Each default schema defines both span_schemas and span_result_schemas. This separation lets you validate request-side fields and result-side fields independently, which is useful when your workflows evolve at different speeds for inputs and outputs. Out of the box, the SDK defaults are permissive: they describe a generic object and allow properties you have not listed yet, so they do not block incremental instrumentation.

When you need stronger constraints, provide your own schema object in httpConfig.agentSchema. A common pattern is permissive definitions for chat turns (user_message, assistant_message) alongside tighter definitions for each tool span type so payloads and results match that tool’s real contract.
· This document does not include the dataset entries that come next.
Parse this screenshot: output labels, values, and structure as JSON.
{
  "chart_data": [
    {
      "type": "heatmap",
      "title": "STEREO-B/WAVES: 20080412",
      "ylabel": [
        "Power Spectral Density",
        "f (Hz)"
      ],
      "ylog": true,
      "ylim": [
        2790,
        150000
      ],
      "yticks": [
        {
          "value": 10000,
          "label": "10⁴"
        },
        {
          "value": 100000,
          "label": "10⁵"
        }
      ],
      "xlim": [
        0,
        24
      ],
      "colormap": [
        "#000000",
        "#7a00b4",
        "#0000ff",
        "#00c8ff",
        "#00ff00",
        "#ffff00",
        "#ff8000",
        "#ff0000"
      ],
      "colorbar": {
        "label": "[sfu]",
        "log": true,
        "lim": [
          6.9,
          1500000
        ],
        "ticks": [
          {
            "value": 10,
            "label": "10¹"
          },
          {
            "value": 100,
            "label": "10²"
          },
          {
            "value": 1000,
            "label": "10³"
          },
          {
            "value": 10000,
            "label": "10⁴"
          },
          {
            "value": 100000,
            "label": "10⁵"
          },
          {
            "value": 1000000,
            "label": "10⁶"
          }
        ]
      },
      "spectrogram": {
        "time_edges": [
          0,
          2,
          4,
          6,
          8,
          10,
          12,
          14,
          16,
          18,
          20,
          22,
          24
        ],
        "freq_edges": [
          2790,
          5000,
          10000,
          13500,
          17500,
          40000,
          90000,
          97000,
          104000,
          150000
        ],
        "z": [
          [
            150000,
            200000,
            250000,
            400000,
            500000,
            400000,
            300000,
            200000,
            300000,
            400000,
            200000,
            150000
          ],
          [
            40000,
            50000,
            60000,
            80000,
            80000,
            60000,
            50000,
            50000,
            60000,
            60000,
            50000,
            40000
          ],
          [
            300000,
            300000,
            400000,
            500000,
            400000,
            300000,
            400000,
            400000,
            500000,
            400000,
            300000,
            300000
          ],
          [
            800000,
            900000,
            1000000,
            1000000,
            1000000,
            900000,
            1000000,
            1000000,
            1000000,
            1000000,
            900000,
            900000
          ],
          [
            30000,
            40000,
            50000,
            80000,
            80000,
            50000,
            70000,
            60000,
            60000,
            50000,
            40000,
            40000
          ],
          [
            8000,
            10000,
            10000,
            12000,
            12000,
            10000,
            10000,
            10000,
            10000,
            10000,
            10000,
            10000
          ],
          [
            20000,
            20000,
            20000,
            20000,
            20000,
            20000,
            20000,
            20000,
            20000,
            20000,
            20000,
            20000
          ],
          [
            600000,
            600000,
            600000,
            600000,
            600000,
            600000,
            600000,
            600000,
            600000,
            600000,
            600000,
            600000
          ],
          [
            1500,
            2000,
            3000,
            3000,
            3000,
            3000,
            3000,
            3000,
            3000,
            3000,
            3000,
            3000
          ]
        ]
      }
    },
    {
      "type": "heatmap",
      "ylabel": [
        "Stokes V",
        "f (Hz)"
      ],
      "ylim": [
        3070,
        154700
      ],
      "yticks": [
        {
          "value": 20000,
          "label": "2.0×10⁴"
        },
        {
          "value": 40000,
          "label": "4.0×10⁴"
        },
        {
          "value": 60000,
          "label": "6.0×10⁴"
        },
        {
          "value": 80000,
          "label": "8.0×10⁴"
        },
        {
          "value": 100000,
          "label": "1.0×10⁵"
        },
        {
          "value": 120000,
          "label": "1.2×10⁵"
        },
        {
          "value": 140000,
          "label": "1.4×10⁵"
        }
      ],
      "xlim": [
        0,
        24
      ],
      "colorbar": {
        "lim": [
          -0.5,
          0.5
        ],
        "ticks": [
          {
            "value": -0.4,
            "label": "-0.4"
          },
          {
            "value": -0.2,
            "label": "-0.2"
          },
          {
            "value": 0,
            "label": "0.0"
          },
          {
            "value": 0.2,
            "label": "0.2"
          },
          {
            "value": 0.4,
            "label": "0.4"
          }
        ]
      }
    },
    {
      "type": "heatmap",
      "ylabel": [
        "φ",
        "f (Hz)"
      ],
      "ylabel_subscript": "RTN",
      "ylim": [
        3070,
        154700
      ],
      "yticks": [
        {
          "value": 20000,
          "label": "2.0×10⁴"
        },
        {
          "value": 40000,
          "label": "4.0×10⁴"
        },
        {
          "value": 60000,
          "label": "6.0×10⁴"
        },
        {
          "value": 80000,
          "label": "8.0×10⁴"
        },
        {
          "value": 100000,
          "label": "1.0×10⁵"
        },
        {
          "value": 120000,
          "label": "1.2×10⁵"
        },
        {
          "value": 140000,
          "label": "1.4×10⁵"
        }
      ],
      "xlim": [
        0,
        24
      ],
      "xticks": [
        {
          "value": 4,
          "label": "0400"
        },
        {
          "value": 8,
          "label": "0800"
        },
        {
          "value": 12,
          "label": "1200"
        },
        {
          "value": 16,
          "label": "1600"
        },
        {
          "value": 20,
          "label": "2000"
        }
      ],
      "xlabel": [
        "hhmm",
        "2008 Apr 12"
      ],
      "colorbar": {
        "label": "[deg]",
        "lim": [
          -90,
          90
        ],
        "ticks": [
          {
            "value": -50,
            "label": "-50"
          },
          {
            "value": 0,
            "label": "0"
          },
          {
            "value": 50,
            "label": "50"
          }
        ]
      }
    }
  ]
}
An agentSchema for a conversational agent: open shapes for messages, and per-tool definitions for web_search and read_file:

import { init } from '@prefactor/core';
import { PrefactorLangChain } from '@prefactor/langchain';
const openObject = {
type: 'object',
additionalProperties: true,
} as const;
const agentSchema = {
span_schemas: {
user_message: openObject,
assistant_message: openObject,
web_search: {
type: 'object',
properties: {
query: { type: 'string' },
max_results: { type: 'number' },
},
required: ['query'],
additionalProperties: false,
},
read_file: {
type: 'object',
properties: {
path: { type: 'string' },
},
required: ['path'],
additionalProperties: false,
},
},
span_result_schemas: {
user_message: openObject,
assistant_message: {
type: 'object',
properties: {
content: { type: 'string' },
},
required: ['content'],
additionalProperties: true,
},
web_search: {
type: 'object',
properties: {
results: { type: 'array' },
},
required: ['results'],
additionalProperties: true,
},
read_file: {
type: 'object',
properties: {
contents: { type: 'string' },
},
required: ['contents'],
additionalProperties: false,
},
},
};
const prefactor = init({
provider: new PrefactorLangChain(),
httpConfig: {
apiUrl: process.env.PREFACTOR_API_URL!,
apiToken: process.env.PREFACTOR_API_TOKEN!,
agentIdentifier: '1.0.0',
agentSchema,
},
});

The Python SDK follows the same schema model. Pass your schema as agent_schema in the client config:

import os
from prefactor_core import PrefactorCoreClient, PrefactorCoreConfig
from prefactor_http import HttpClientConfig
OPEN_OBJECT = {"type": "object", "additionalProperties": True}
agent_schema = {
"span_schemas": {
"user_message": OPEN_OBJECT,
"assistant_message": OPEN_OBJECT,
"web_search": {
"type": "object",
"properties": {
"query": {"type": "string"},
"max_results": {"type": "number"},
},
"required": ["query"],
"additionalProperties": False,
},
"read_file": {
"type": "object",
"properties": {
"path": {"type": "string"},
},
"required": ["path"],
"additionalProperties": False,
},
},
"span_result_schemas": {
"user_message": OPEN_OBJECT,
"assistant_message": {
"type": "object",
"properties": {
"content": {"type": "string"},
},
"required": ["content"],
"additionalProperties": True,
},
"web_search": {
"type": "object",
"properties": {
"results": {"type": "array"},
},
"required": ["results"],
"additionalProperties": True,
},
"read_file": {
"type": "object",
"properties": {
"contents": {"type": "string"},
},
"required": ["contents"],
"additionalProperties": False,
},
},
}
config = PrefactorCoreConfig(
http_config=HttpClientConfig(
api_url="https://app.prefactorai.com",
api_token=os.environ["PREFACTOR_API_TOKEN"],
agent_schema=agent_schema,
)
)
client = PrefactorCoreClient(config)
await client.initialize()

See the Python SDK reference for the exact parameter names.

The schema you register from the SDK appears in the Activity schema tab of the agent in the Prefactor web app. The span type identifiers you define (for example user_message, assistant_message, web_search) correspond to the span types shown there. See the Agent › Activity schema tab to view deployed schemas and their validation status.